Part 27

291 42 29
                                    

Sinar matahari terasa begitu menyengat di siang bolong. AC kosan menjadi godaan terbesar bagi mahasiswa yang jadwalnya sedang tidak padat, termasuk Calla dan Gigi. Selesai kelas, kedua sahabat baik itu memutuskan untuk nugas bareng di Starbucks. Mumpung ada voucher Buy 1 Get 1 minuman yang hanya bisa dinikmati sampai hari itu.

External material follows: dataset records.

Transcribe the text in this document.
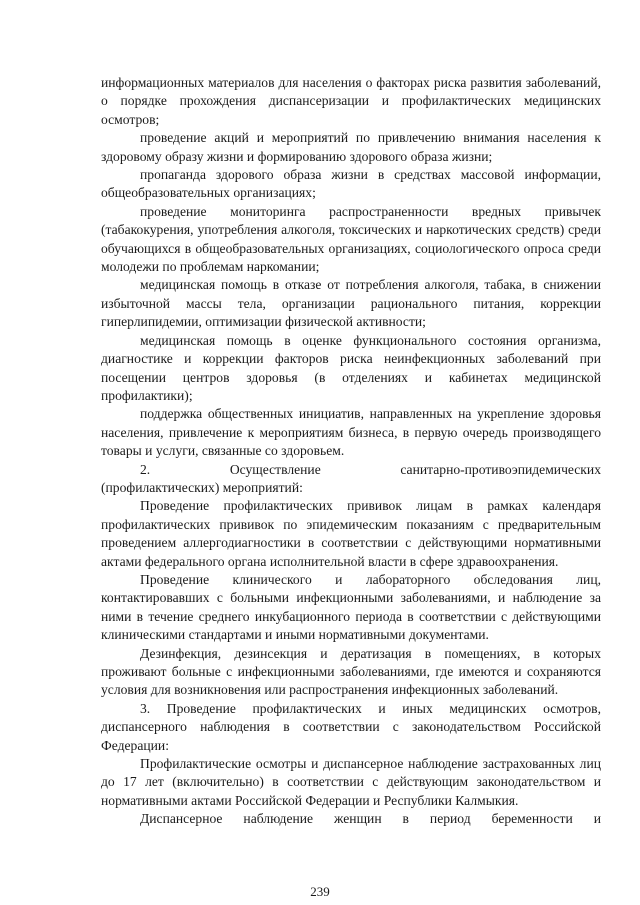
информационных материалов для населения о факторах риска развития заболеваний, о порядке прохождения диспансеризации и профилактических медицинских осмотров;

проведение акций и мероприятий по привлечению внимания населения к здоровому образу жизни и формированию здорового образа жизни;

пропаганда здорового образа жизни в средствах массовой информации, общеобразовательных организациях;

проведение мониторинга распространенности вредных привычек (табакокурения, употребления алкоголя, токсических и наркотических средств) среди обучающихся в общеобразовательных организациях, социологического опроса среди молодежи по проблемам наркомании;

медицинская помощь в отказе от потребления алкоголя, табака, в снижении избыточной массы тела, организации рационального питания, коррекции гиперлипидемии, оптимизации физической активности;

медицинская помощь в оценке функционального состояния организма, диагностике и коррекции факторов риска неинфекционных заболеваний при посещении центров здоровья (в отделениях и кабинетах медицинской профилактики);

поддержка общественных инициатив, направленных на укрепление здоровья населения, привлечение к мероприятиям бизнеса, в первую очередь производящего товары и услуги, связанные со здоровьем.

2.	Осуществление	санитарно-противоэпидемических

(профилактических) мероприятий:

Проведение профилактических прививок лицам в рамках календаря профилактических прививок по эпидемическим показаниям с предварительным проведением аллергодиагностики в соответствии с действующими нормативными актами федерального органа исполнительной власти в сфере здравоохранения.

Проведение клинического и лабораторного обследования лиц, контактировавших с больными инфекционными заболеваниями, и наблюдение за ними в течение среднего инкубационного периода в соответствии с действующими клиническими стандартами и иными нормативными документами.

Дезинфекция, дезинсекция и дератизация в помещениях, в которых проживают больные с инфекционными заболеваниями, где имеются и сохраняются условия для возникновения или распространения инфекционных заболеваний.

3. Проведение профилактических и иных медицинских осмотров, диспансерного наблюдения в соответствии с законодательством Российской Федерации:

Профилактические осмотры и диспансерное наблюдение застрахованных лиц до 17 лет (включительно) в соответствии с действующим законодательством и нормативными актами Российской Федерации и Республики Калмыкия.

Диспансерное наблюдение женщин в период беременности и

239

"Capek gak sih kuliah? Pernah gak sih lo kepengen nikah muda aja biar terbebas dari tugas-tugas yang gak ada habisnya ini?" Ucap Gigi tiba-tiba.

Calla hanya menatap layar laptopnya datar seolah pernyataan yang dilontarkan Gigi sudah tidak mengejutkan baginya. "Capek juga gak sih jadi ibu rumah tangga? Ngurusin suami, ngurusin anak. Belum kalau dapet mertua yang bawel."

"Nikah muda yang gue maksud adalah jadi trophy wife pengusaha sukses. Bayangin! Lo bangun pagi cuman buat ikut kelas pilates, terus ke coffee shop gak perlu voucher Buy 1 Get 1 – bisa upgrade ke almond milk tanpa mikirin sisa duit di rekening. Terus brunch makan croissant. Lanjut groceries shopping di supermarket fancy. Malemnya tinggal siapin dinner buat suami. Kalau masih ada energi, lanjut Senoparty."

"Jadi, udah ganti cita-cita nih sekarang? Udah gak mau jadi girl boss lagi?" Tanya Calla menyeringai.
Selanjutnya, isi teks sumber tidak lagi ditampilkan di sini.